For two years, a developer building agents on Microsoft's stack faced a fork with no good signpost. Semantic Kernel was the enterprise SDK — typed, .NET-first, the thing quietly powering Microsoft 365 Copilot. AutoGen was the Microsoft Research darling — a multi-agent conversation framework with the bigger community and the more interesting demos. They overlapped, they competed, and Microsoft maintained both. Choosing meant guessing which one Redmond would still care about in a year.
Microsoft just answered the question by retiring both.
The merger, stated plainly
The Microsoft Agent Framework (MAF) is the single successor to Semantic Kernel and AutoGen, built by the two teams combined. It went to public preview on October 1, 2025, hit a Release Candidate on February 19, 2026, and reached 1.0 general availability on April 3, 2026, with a long-term-support commitment for .NET and Python.
The design is the merger made literal: AutoGen's lightweight single- and multi-agent abstractions, wrapped in Semantic Kernel's enterprise plumbing — session-based state, type safety, filters and middleware, and built-in OpenTelemetry. On top sits a graph-based workflow layer for explicit multi-agent orchestration (sequential, concurrent, handoff, group chat, and the Magentic pattern). It speaks MCP for tools and A2A for talking to agents in other runtimes.
The most-cited fact about Microsoft Agent Framework is that it's new. The most useful fact is that it's a tombstone: a 28k-star SDK and a 59k-star research project both now point at an 11k-star successor.
What this does to your decision
The practical consequence is that the old comparison is dead. You no longer weigh Semantic Kernel against AutoGen on the merits, because Microsoft has placed both into maintenance mode — bug fixes and security patches, with new feature work flowing to MAF.
So the rule is blunt. New project on Microsoft's stack? Build on Agent Framework. Existing app on SK or AutoGen? You don't have to move this quarter, but you should plan to — Microsoft ships dedicated migration guides precisely because the move is a port, not a flag flip. Semantic Kernel's safety net is roughly a year of critical fixes past GA. "We'll migrate later" is a real decision with a real deadline attached.
A note on "RC/GA stable APIs," since it's easy to over-read: that promise covers the surface — the v1.0 API won't churn underneath you.
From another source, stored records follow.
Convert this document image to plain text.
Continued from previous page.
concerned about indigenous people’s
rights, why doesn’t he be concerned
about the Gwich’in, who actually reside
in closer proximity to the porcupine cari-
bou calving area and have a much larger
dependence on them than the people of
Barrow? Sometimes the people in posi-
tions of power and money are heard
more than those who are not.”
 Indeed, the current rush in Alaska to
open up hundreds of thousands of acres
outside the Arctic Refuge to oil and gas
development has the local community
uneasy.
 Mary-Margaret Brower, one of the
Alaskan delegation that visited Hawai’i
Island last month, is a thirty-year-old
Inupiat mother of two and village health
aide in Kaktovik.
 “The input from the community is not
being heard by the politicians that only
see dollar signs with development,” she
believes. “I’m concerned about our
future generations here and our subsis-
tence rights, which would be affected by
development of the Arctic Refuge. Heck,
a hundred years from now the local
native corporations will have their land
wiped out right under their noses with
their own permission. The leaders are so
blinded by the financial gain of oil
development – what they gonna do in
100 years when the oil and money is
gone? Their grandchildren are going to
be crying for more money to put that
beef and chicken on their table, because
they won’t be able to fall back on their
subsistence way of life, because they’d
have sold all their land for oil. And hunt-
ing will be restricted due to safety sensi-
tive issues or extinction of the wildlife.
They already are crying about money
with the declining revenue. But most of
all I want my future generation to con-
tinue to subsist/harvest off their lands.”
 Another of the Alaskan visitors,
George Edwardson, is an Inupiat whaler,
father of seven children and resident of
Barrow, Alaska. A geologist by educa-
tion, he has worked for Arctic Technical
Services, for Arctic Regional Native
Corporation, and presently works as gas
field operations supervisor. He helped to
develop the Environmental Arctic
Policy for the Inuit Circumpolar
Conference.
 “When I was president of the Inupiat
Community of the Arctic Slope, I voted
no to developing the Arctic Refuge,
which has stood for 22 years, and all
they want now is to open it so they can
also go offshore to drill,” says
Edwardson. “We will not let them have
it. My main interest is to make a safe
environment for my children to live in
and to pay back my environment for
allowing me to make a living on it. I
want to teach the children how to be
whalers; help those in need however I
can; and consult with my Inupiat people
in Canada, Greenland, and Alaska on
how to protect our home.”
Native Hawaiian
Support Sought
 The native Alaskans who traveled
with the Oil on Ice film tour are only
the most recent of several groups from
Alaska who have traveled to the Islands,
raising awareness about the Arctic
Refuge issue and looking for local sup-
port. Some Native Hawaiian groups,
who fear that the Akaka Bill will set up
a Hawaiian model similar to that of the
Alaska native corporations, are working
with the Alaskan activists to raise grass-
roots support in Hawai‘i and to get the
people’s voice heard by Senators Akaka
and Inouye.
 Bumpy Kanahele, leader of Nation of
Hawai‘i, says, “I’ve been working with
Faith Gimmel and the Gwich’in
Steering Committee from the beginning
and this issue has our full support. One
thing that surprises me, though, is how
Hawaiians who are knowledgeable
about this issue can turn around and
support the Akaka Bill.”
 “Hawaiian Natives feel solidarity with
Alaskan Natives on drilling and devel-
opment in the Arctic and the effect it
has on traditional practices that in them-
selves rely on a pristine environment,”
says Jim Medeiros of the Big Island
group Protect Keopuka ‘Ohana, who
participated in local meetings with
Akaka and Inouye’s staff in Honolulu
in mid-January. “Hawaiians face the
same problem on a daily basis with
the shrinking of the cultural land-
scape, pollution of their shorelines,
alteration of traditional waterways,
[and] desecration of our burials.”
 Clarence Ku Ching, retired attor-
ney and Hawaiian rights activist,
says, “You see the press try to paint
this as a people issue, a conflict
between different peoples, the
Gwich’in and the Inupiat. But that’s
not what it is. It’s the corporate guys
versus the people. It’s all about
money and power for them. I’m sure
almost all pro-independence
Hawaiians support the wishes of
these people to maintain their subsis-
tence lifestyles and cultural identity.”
It says nothing about your migration cost from SK or AutoGen, which are different enough frameworks that there's a guide for each.
Where it wins, and where it doesn't
Against the Python-native field — LangGraph, CrewAI, and newer entrants like Agno — MAF has two genuine differentiators, not marketing ones.
The first is language parity. MAF treats .NET (C#) and Python as first-class, GA'd together. LangGraph and CrewAI are Python-only. If your production system is a C# shop, MAF is the only mainstream agent framework that doesn't make you the second-class citizen. (The honest caveat: samples and ecosystem density still skew Python early, so verify the specific feature you need has parity before betting a C# service on it.)
The second is identity. Microsoft Entra Agent ID gives each agent a real directory identity — a service principal you can grant scopes to, audit, and revoke — which is the kind of governance control enterprises actually block deployments over, and which the Python frameworks leave to you to bolt on.
The catch is the same thing that makes those features possible: Azure gravity. The MAF core is open-source and model-agnostic; you can point it at OpenAI, Anthropic, or a local model. But the value that justifies choosing it — Azure AI Foundry deployment, Entra identity, Azure Monitor traces, Cosmos-backed state — compounds inside Azure and thins out elsewhere. If you're already on Azure, the marginal cost of MAF is close to zero and the integration is the whole point. If you're picking it up outside Azure, you're carrying a framework whose best parts are dimmed, and a self-hosted LangGraph on a Postgres checkpointer may cost you less in the end.
That's the real shape of the choice now. Within Microsoft's world, the framework question is settled by fiat — MAF, and only MAF, going forward. The open question isn't which Microsoft framework; it's whether you want to be in Microsoft's world at all. The protocol layer (MCP and A2A) is Microsoft's own answer to that — interop good enough that the lock-in lives in the conveniences, not the wire format. Which is exactly where a vendor wants it.